そんな「友」では、塩鶏ラーメン、つけ麺と、色々気になるメニューはあったのですが、やはりメインを張っているのは、あごだし(飛び魚)の出汁が効いた「芳醇あごだし醤油ラーメン」のようです。

あごだし紹介@赤坂麺処・友

あごだし紹介@赤坂麺処・友

初めてのラーメン屋ではメイン商品を食べるという個人的ラーメン作法に従い、「芳醇あごだし醤油ラーメン」を頼んでみました。

芳醇あごだし醤油@赤坂麺処・友

芳醇あごだし醤油@赤坂麺処・友

 

良い絵ですね、美味しいラーメンは綺麗なんです。絵になります。

見た目はトッピングの海苔といい、中太の麺といい横浜の家系ラーメンを彷彿させる醤油とんこつ味の見目ですが、味わいは大きな違いました。無骨な横浜家系に対して、醤油とんこつは臭みが全くなくまろやかクリーミーなスープのベースとなっており、加えて、あごだし(とびうお)の芳醇な出汁が加わっています。全体として上品なスープに仕上がっています。そこそこ濃い味であるはずのに優しい味に感じました。女性のファンが多いかもしれませんね。

麺をすくう@赤坂麺処・友

麺をすくう@赤坂麺処・友

味変でラー油がついてきました。ラーメン作法は十人十色ですが、まずは優しいスープな味を楽しみ、少し冒険したくなったらラー油を入れましょう。辛さも控えめなので辛いの苦手でも大丈夫。臭みのない豚骨系スープに辛味を加えるとすっきりとした味わいになり食べやすくなるのはラーメン道でも王道の一手です。

味変ラー油@赤坂麺処・友

味変ラー油@赤坂麺処・友

スープを飲み干すと、あごだしの証明たる銀色の煌めきが輝いていました。

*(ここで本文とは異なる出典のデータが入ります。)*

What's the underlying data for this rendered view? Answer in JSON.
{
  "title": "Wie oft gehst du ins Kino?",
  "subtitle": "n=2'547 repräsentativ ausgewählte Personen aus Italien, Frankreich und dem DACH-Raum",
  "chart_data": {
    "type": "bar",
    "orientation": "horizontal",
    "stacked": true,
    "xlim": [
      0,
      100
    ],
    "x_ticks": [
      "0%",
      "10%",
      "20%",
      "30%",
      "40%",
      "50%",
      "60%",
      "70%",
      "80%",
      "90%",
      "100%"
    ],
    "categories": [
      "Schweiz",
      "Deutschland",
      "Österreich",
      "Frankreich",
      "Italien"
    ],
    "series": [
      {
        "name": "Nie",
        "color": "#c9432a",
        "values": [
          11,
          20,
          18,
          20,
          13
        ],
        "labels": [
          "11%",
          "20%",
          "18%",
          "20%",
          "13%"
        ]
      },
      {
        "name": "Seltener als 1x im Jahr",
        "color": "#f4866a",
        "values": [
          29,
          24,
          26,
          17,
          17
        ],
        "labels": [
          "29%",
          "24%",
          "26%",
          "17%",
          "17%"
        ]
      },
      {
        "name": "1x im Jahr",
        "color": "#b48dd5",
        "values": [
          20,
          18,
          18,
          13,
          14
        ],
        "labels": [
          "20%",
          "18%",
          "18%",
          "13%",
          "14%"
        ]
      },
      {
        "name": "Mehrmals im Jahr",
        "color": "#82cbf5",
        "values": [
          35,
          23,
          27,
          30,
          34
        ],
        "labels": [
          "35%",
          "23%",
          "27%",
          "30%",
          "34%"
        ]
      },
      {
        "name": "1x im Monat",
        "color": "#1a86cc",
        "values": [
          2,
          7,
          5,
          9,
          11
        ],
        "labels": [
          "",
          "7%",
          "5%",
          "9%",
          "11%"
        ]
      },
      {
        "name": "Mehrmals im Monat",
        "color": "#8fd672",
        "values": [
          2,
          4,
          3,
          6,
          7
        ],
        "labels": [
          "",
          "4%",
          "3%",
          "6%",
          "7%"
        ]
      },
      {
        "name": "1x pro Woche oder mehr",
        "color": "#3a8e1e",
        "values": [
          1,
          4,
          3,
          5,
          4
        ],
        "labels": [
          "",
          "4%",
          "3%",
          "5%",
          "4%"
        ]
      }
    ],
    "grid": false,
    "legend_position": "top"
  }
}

醤油とんこつ+魚系の芳醇な出汁・・・なるほど獣系と魚系の出会いがここにも。

煌めくあごだし@赤坂麺処・友

煌めくあごだし@赤坂麺処・友

群雄割拠を夢見て

友達が赤坂での出会いと評したのも納得で、ラーメンとして恥ずかしくないレベルに仕上がっています。好みが合致すればお気に入りの店になりうるポテンシャルはあります。

ただ、是非、再び食べに行きたいと思わせる引き込まれる魅力は残念ながら無かった。不毛地帯で咲く一輪の花のような大事にしてあげたい店ではあるのだけど、やはり群雄割拠のラーメン激戦区で争うラーメン屋と異なり、突き抜けた個性を持たないからかもしれない。あごだしというだけでは、このご時世、さほどのインパクトは感じられないのです。

ラーメン屋の勃興は外食産業の中でも激しいものであると思います。赤坂がラーメン屋の戦場となる可能性は少なからずあるかもしれません。そもそも国会も近く、料亭の町でもあるので、純粋に食レベルは全国一といっても過言じゃないはずです。事実、有名な高級店は数多くあるわけですし。

将来の群雄割拠を夢見つつ、今は不毛地帯のオアシスとして、しばらくは通わせていただく事になりそうです。